One group of pals in Australia was unable to adhere to the dictum of 'if you don't like it, scroll by it' and opted for guerilla warfare instead. Jade Ruthven, of Perth, Western Australia, was delighted to receive a handwritten note in the post. Delighted until she opened it.
"I have got together with a few of the girls and we are all SO OVER your running commentary of your life and every single thing Addy does... guess what - every parent thinks their kid is the best ever." Liberally sprinkled with exclamation marks - always the sign of a reasoned mind - the letter pulls a final punch: "We can't wait for you to get back to work - maybe you won't have time to be on Facebook quite so much."
Jade, in retaliation, sent a copy to the Australian comedian Em Rusciano, who shared it with fans, and the support came flooding in for the 33-year-old dental hygienist and overeager mum.
Firstly, I imagine this letter was sent by a socially awkward, passive aggressive lone wolf pretending to have corralled a gang of chums. "Gang" is probably correct, "chums" less likely given the pathetic nature of the letter. With friends like those, etc.
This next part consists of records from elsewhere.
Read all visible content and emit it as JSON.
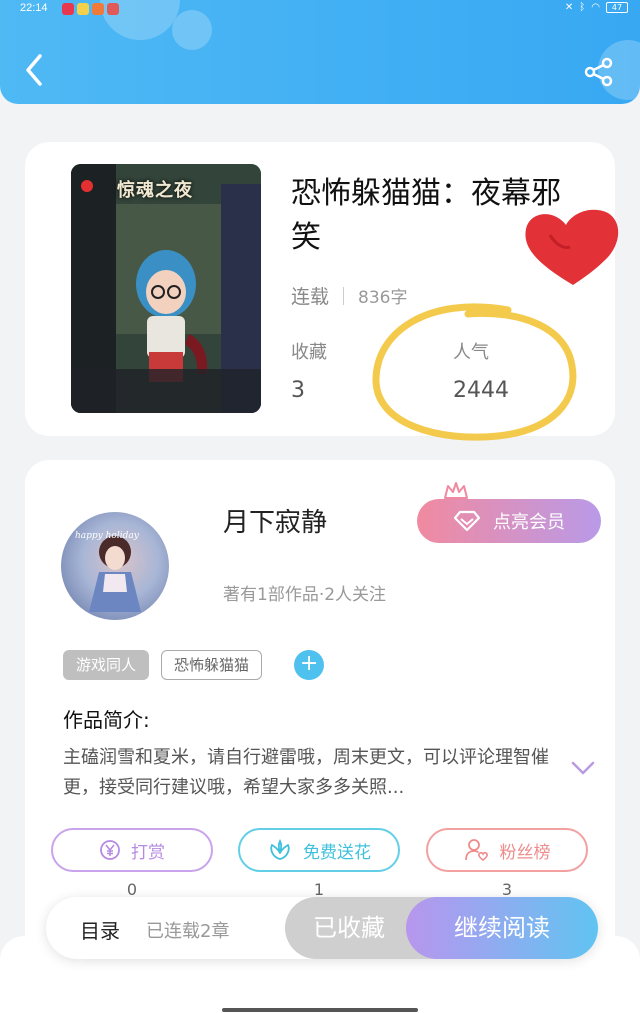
{
  "status_bar": {
    "time": "22:14",
    "battery": "47"
  },
  "header": {
    "back_icon": "chevron-left-icon",
    "share_icon": "share-icon",
    "color": "#42b0f4"
  },
  "book": {
    "cover_title": "惊魂之夜",
    "title": "恐怖躲猫猫：夜幕邪笑",
    "status": "连载",
    "word_count": "836字",
    "stats": [
      {
        "label": "收藏",
        "value": "3"
      },
      {
        "label": "人气",
        "value": "2444"
      }
    ]
  },
  "author": {
    "name": "月下寂静",
    "meta": "著有1部作品·2人关注",
    "vip_label": "点亮会员",
    "avatar_text": "happy holiday",
    "tags": [
      "游戏同人",
      "恐怖躲猫猫"
    ],
    "intro_title": "作品简介:",
    "intro_text": "主磕润雪和夏米，请自行避雷哦，周末更文，可以评论理智催更，接受同行建议哦，希望大家多多关照..."
  },
  "actions": [
    {
      "label": "打赏",
      "icon": "yen-coin-icon",
      "count": "0",
      "color": "#b68be4"
    },
    {
      "label": "免费送花",
      "icon": "flower-icon",
      "count": "1",
      "color": "#3fc1dd"
    },
    {
      "label": "粉丝榜",
      "icon": "person-heart-icon",
      "count": "3",
      "color": "#ee8c8c"
    }
  ],
  "bottom_bar": {
    "toc_label": "目录",
    "toc_status": "已连载2章",
    "collected_label": "已收藏",
    "continue_label": "继续阅读"
  }
}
There's several problems about complaining of your friends' baby photos online: the moral issues around sharing so many intimate moments of someone too young to consent (for which a golden rule should be that the picture doesn't go up unless the child can post it themselves, a skill probably achieved younger than I'd think); the malicious use of stolen photos online; and the fact that your own timeline is likely to be as boring as the British Lawnmower Museum. Let's face it, very few people have personalities big enough or wits sufficiently sparklingly to keep their Facebook timelines genuinely interesting.
It's not only hypocrisy that makes life online frustrating; some people turn out to be horribly disappointing. Those you think are extremely decent in real life but they pop in your timeline after having shared a Britain First post. The person you became friends with because they seemed level headed but their Facebook feed is a muddled smoosh of political posts showing their unremitting devotion to a party they don't really understand the principles of.
It's accepted that as you grow older you become cynical, more accepting of the fact that some people profess to believe in certain things but privately they eschew their values for the sake of comfort or ease or simply don't grasp their own hypocrisy. Facebook makes it harder to hide your special brand of doublethink. The friend who constantly complains of being skint while posting pictures of her new Mulberry bag, the mum who believes being a mum is the hardest, most exhausting job in the world while posting photographs of the many artisanal coffees and Vogue magazines she enjoys while the kids are at school. The feminist who likes Tommy Sheridan and 50 Shades of Grey.
You're not a person on social media, you're a brand. And any brand that behaves contrary to its professed values is going to, at the very minimum, irk its followers. At least a steady glut of baby photographs from a doting mum is honest. I can handle an e-friend who enthuses about their hobby or their child or their job or - at a push - their political party. Go wild, decorate my timeline with your droning enthusiasm.
But the animal lover who bets on the Grand National or the professed environmentalist who you know doesn't even recycle? Prepare for a poison pen letter, I have some words for you.